QUOTE - Omen - niby to horror, ale jakoś bardzo straszny to on nie jest.
Bluźnisz niewierny! "Omen" cz. 1 to mój ulubiony horror. Powalający klimat, aura tajemniczości (jak u Mickiewicza X_x), świetny Gregory Peck i genialna fabuła! Rzekłbym, że akcja toczy sięjak u Alfreda Hitchckoca! Warto dodać, że w filmie tym nie ma super wybajerowanych efektów specjalnych jak w teraźniejszych horrorach. Wszystko przykryte jest tajemnicą, która przeraża aż do ostatniego ujęcia.

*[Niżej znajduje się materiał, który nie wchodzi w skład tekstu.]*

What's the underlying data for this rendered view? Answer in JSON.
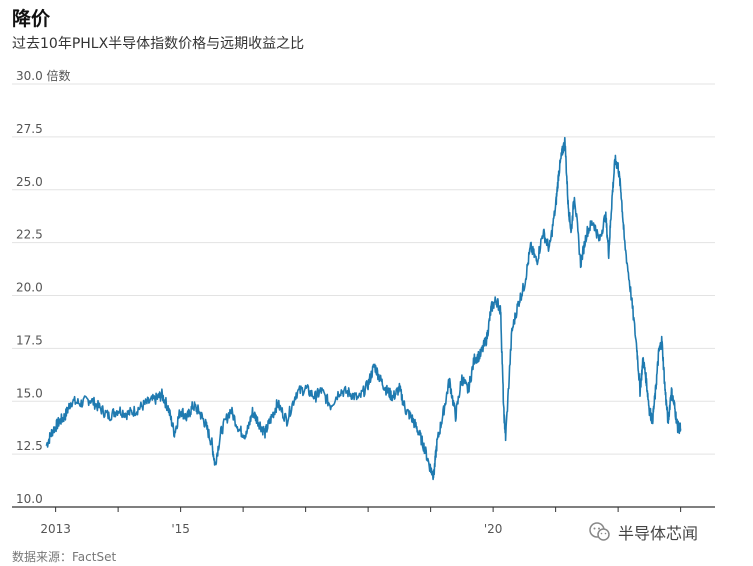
{
  "title": "降价",
  "subtitle": "过去10年PHLX半导体指数价格与远期收益之比",
  "source": "数据来源：FactSet",
  "watermark": "半导体芯闻",
  "colors": {
    "line": "#1f7ab0",
    "grid": "#e3e3e3",
    "axis": "#333333"
  },
  "chart_data": {
    "type": "line",
    "title": "降价",
    "subtitle": "过去10年PHLX半导体指数价格与远期收益之比",
    "ylabel": "倍数",
    "ylim": [
      10.0,
      30.0
    ],
    "yticks": [
      10.0,
      12.5,
      15.0,
      17.5,
      20.0,
      22.5,
      25.0,
      27.5,
      30.0
    ],
    "ytick_labels": [
      "10.0",
      "12.5",
      "15.0",
      "17.5",
      "20.0",
      "22.5",
      "25.0",
      "27.5",
      "30.0 倍数"
    ],
    "xlim": [
      2012.75,
      2023.55
    ],
    "xtick_positions": [
      2013,
      2014,
      2015,
      2016,
      2017,
      2018,
      2019,
      2020,
      2021,
      2022,
      2023
    ],
    "xtick_labels": [
      {
        "x": 2013,
        "label": "2013"
      },
      {
        "x": 2015,
        "label": "'15"
      },
      {
        "x": 2020,
        "label": "'20"
      }
    ],
    "grid": true,
    "series": [
      {
        "points": [
          [
            2012.85,
            12.9
          ],
          [
            2012.95,
            13.6
          ],
          [
            2013.05,
            14.0
          ],
          [
            2013.15,
            14.3
          ],
          [
            2013.25,
            15.0
          ],
          [
            2013.4,
            14.9
          ],
          [
            2013.55,
            15.1
          ],
          [
            2013.7,
            14.7
          ],
          [
            2013.85,
            14.3
          ],
          [
            2014.0,
            14.6
          ],
          [
            2014.15,
            14.4
          ],
          [
            2014.3,
            14.6
          ],
          [
            2014.45,
            14.9
          ],
          [
            2014.6,
            15.1
          ],
          [
            2014.7,
            15.3
          ],
          [
            2014.8,
            14.7
          ],
          [
            2014.9,
            13.5
          ],
          [
            2015.0,
            14.6
          ],
          [
            2015.1,
            14.2
          ],
          [
            2015.2,
            14.8
          ],
          [
            2015.3,
            14.5
          ],
          [
            2015.4,
            13.9
          ],
          [
            2015.5,
            13.0
          ],
          [
            2015.55,
            12.0
          ],
          [
            2015.65,
            13.6
          ],
          [
            2015.8,
            14.6
          ],
          [
            2015.95,
            13.6
          ],
          [
            2016.05,
            13.4
          ],
          [
            2016.15,
            14.5
          ],
          [
            2016.25,
            14.0
          ],
          [
            2016.35,
            13.5
          ],
          [
            2016.45,
            14.2
          ],
          [
            2016.55,
            14.9
          ],
          [
            2016.7,
            14.1
          ],
          [
            2016.85,
            15.4
          ],
          [
            2017.0,
            15.6
          ],
          [
            2017.15,
            15.2
          ],
          [
            2017.25,
            15.5
          ],
          [
            2017.4,
            14.8
          ],
          [
            2017.55,
            15.5
          ],
          [
            2017.7,
            15.4
          ],
          [
            2017.85,
            15.1
          ],
          [
            2018.0,
            15.8
          ],
          [
            2018.1,
            16.7
          ],
          [
            2018.2,
            16.0
          ],
          [
            2018.3,
            15.5
          ],
          [
            2018.4,
            15.2
          ],
          [
            2018.5,
            15.6
          ],
          [
            2018.6,
            14.6
          ],
          [
            2018.7,
            14.2
          ],
          [
            2018.8,
            13.6
          ],
          [
            2018.9,
            12.8
          ],
          [
            2019.0,
            11.8
          ],
          [
            2019.05,
            11.5
          ],
          [
            2019.1,
            13.0
          ],
          [
            2019.2,
            14.4
          ],
          [
            2019.3,
            16.0
          ],
          [
            2019.4,
            14.3
          ],
          [
            2019.5,
            16.1
          ],
          [
            2019.6,
            15.5
          ],
          [
            2019.7,
            17.0
          ],
          [
            2019.8,
            17.2
          ],
          [
            2019.9,
            18.0
          ],
          [
            2019.97,
            19.4
          ],
          [
            2020.05,
            19.8
          ],
          [
            2020.12,
            19.3
          ],
          [
            2020.17,
            14.5
          ],
          [
            2020.2,
            13.3
          ],
          [
            2020.3,
            18.3
          ],
          [
            2020.4,
            19.6
          ],
          [
            2020.5,
            20.5
          ],
          [
            2020.6,
            22.3
          ],
          [
            2020.7,
            21.6
          ],
          [
            2020.8,
            23.0
          ],
          [
            2020.9,
            22.2
          ],
          [
            2021.0,
            24.2
          ],
          [
            2021.05,
            25.8
          ],
          [
            2021.1,
            26.7
          ],
          [
            2021.15,
            27.3
          ],
          [
            2021.2,
            24.3
          ],
          [
            2021.25,
            23.0
          ],
          [
            2021.3,
            24.8
          ],
          [
            2021.4,
            21.5
          ],
          [
            2021.5,
            23.0
          ],
          [
            2021.6,
            23.5
          ],
          [
            2021.7,
            22.6
          ],
          [
            2021.8,
            23.8
          ],
          [
            2021.85,
            22.0
          ],
          [
            2021.9,
            24.5
          ],
          [
            2021.95,
            26.4
          ],
          [
            2022.0,
            26.1
          ],
          [
            2022.05,
            24.8
          ],
          [
            2022.1,
            22.6
          ],
          [
            2022.2,
            20.2
          ],
          [
            2022.3,
            17.5
          ],
          [
            2022.35,
            15.5
          ],
          [
            2022.4,
            17.0
          ],
          [
            2022.45,
            16.0
          ],
          [
            2022.5,
            14.6
          ],
          [
            2022.55,
            14.1
          ],
          [
            2022.6,
            15.5
          ],
          [
            2022.65,
            17.3
          ],
          [
            2022.7,
            17.9
          ],
          [
            2022.75,
            15.6
          ],
          [
            2022.8,
            14.0
          ],
          [
            2022.85,
            15.5
          ],
          [
            2022.9,
            14.8
          ],
          [
            2022.95,
            13.8
          ],
          [
            2023.0,
            13.7
          ]
        ]
      }
    ]
  }
}
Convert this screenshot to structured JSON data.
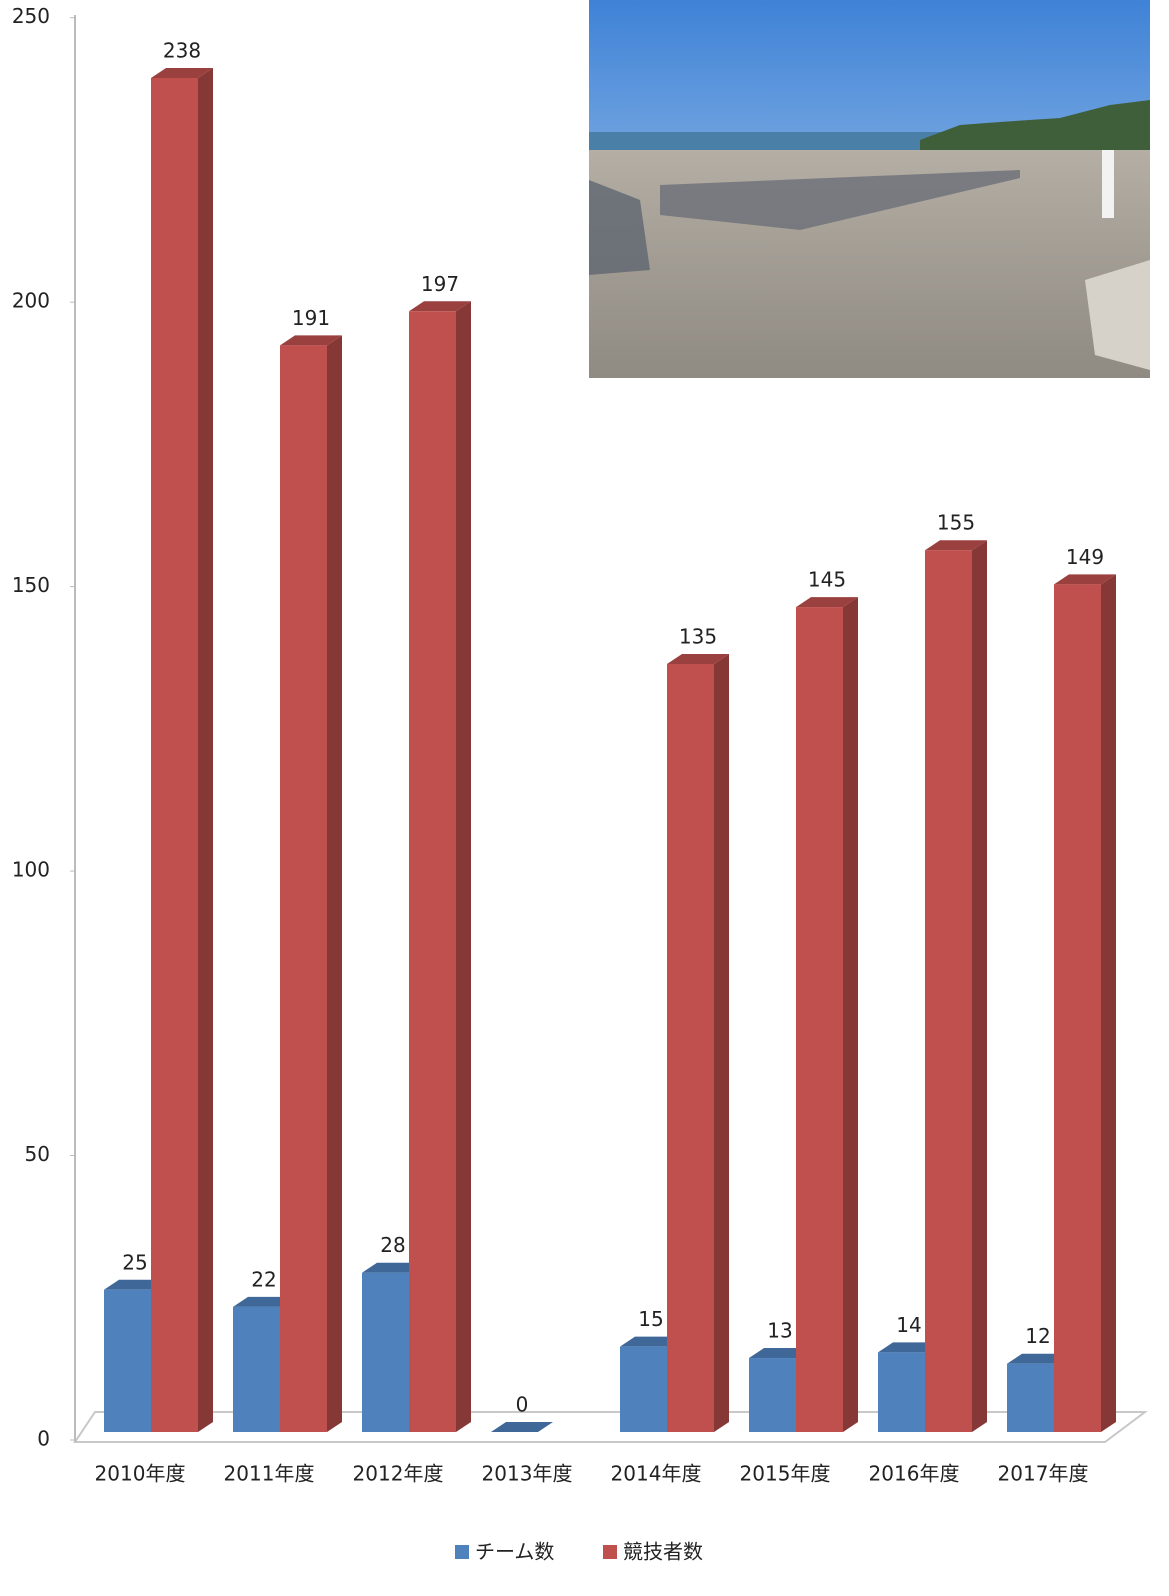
{
  "chart_data": {
    "type": "bar3d",
    "categories": [
      "2010年度",
      "2011年度",
      "2012年度",
      "2013年度",
      "2014年度",
      "2015年度",
      "2016年度",
      "2017年度"
    ],
    "series": [
      {
        "name": "チーム数",
        "color": "#4f81bd",
        "values": [
          25,
          22,
          28,
          0,
          15,
          13,
          14,
          12
        ]
      },
      {
        "name": "競技者数",
        "color": "#c0504d",
        "values": [
          238,
          191,
          197,
          null,
          135,
          145,
          155,
          149
        ]
      }
    ],
    "ylim": [
      0,
      250
    ],
    "yticks": [
      0,
      50,
      100,
      150,
      200,
      250
    ],
    "legend": "bottom"
  }
}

Powstały jeszcze trzy inne części "Omen'a". Niestety nie dorównały one w żadnym stopniu "jedynce". Czegoś zabrakło. W części drugiej akcja toczy się zbyt wolno, nie ma dreszczyku emocji towarzyszącemu pierwszej części filmu. Podonie jest z dwójką. Tutaj praktycznie mamy otwarte wszystkie karty. Damien (główny bohater) jest już dorosły. Jego plany są znane nam od początku. Łatwo jest widzowi przewidzieć co się bedzie działo dalej.
Wyszła także czwarta częsć. Część zapomniana. Sam jej nie oglądałem. Nie ma już Damiena. Rolę dziecka Szatana przejmuje mała dziewczynka. Ponoć klapa, choć nie oglądałem. Po obejrzeniu dwóch poprzednich częsci i tak podziekuję.
WIEC ostrzegam NIE bluzgać mi to na "Omen'a"! Część "1" ofc ;].